Nowadays, cybercriminals have stepped up their game, and they already use advanced techniques to penetrate organisation defences and steal critical data causing millions in losses. To be more precise, IBM released a study where they identify that the average total cost of a data breach is $3.62 million. Organisations’ cyber defence departments have to reinvent their defence mechanisms to keep up with the new threats and the regular SIEM systems in use are not enough. These systems were not designed to deal with the enormous volumes of data nor to make use of artificial intelligence.
These limitations converge into a significant problem for organisations’ last line of defence, the security analysts team. At Marionete, we have been helping one of our clients (German multinational company) to expand and enhance their current defences. The legacy systems thwart the cyber analysts’ efforts to identify threats in time. Hence we have designed and implemented a next-generation data analytics platform which leverages the current SIEM by extending its limited storage with a data lake and by strength the alarm system with AI capabilities. On this talk, we will explore the solution architecture, how we have leveraged Apache Spark for A) complex ETL jobs B) ML pipelines to detect cyber threats. Per day, the lake collects 6 TB of log data, thus decoupling storage from processing allow scaling each component independently.
With this architecture, security analysts can perform their forensic assays over years of historical data without the system compromises the query performance or availability. On the other hand, Apache Spark empowers our Data Scientist to train models on years of historical data but taking only a few training hours. As outcome, models deployed to production have reduced the vast amount of false positives in comparison to the SIEM alerting system.

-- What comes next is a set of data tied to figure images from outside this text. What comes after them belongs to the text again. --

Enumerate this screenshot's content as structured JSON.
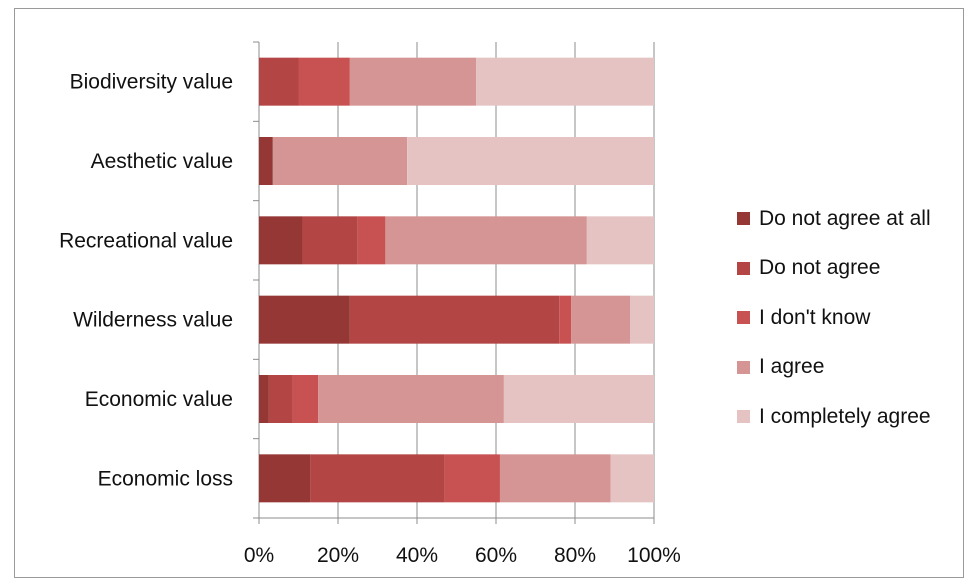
{
  "chart_data": {
    "type": "bar",
    "orientation": "horizontal",
    "stacked": "percent",
    "title": "",
    "xlabel": "",
    "ylabel": "",
    "xlim": [
      0,
      100
    ],
    "x_ticks": [
      "0%",
      "20%",
      "40%",
      "60%",
      "80%",
      "100%"
    ],
    "grid": "vertical",
    "legend_position": "right",
    "categories": [
      "Biodiversity value",
      "Aesthetic value",
      "Recreational value",
      "Wilderness value",
      "Economic value",
      "Economic loss"
    ],
    "series": [
      {
        "name": "Do not agree at all",
        "color": "#953735",
        "values": [
          0,
          3.5,
          11,
          23,
          2.5,
          13
        ]
      },
      {
        "name": "Do not agree",
        "color": "#b34545",
        "values": [
          10,
          0,
          14,
          53,
          6,
          34
        ]
      },
      {
        "name": "I don't know",
        "color": "#c85252",
        "values": [
          13,
          0,
          7,
          3,
          6.5,
          14
        ]
      },
      {
        "name": "I agree",
        "color": "#d69595",
        "values": [
          32,
          34,
          51,
          15,
          47,
          28
        ]
      },
      {
        "name": "I completely agree",
        "color": "#e6c3c3",
        "values": [
          45,
          62.5,
          17,
          6,
          38,
          11
        ]
      }
    ]
  }
}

Session hashtag: #SAISExp13
Carlos works as Lead Cloud Engineer at Marionete.co.uk. Certified as an AWS Solutions Architect, he is currently helping Siemens Cyber Defence Department to build a next generation analytics platform, leading the technical team, which consists of both DevOps engineers and Data Scientists. Previously, Carlos has worked at a Financial Institution that manages more than £20 billion of assets, helping them to design a data-driven strategy amongst other things. During his spare time, Carlos teaches post-graduates in Data Science and is a local speaker and co-organiser of the Lisbon Apache Spark Meetup group.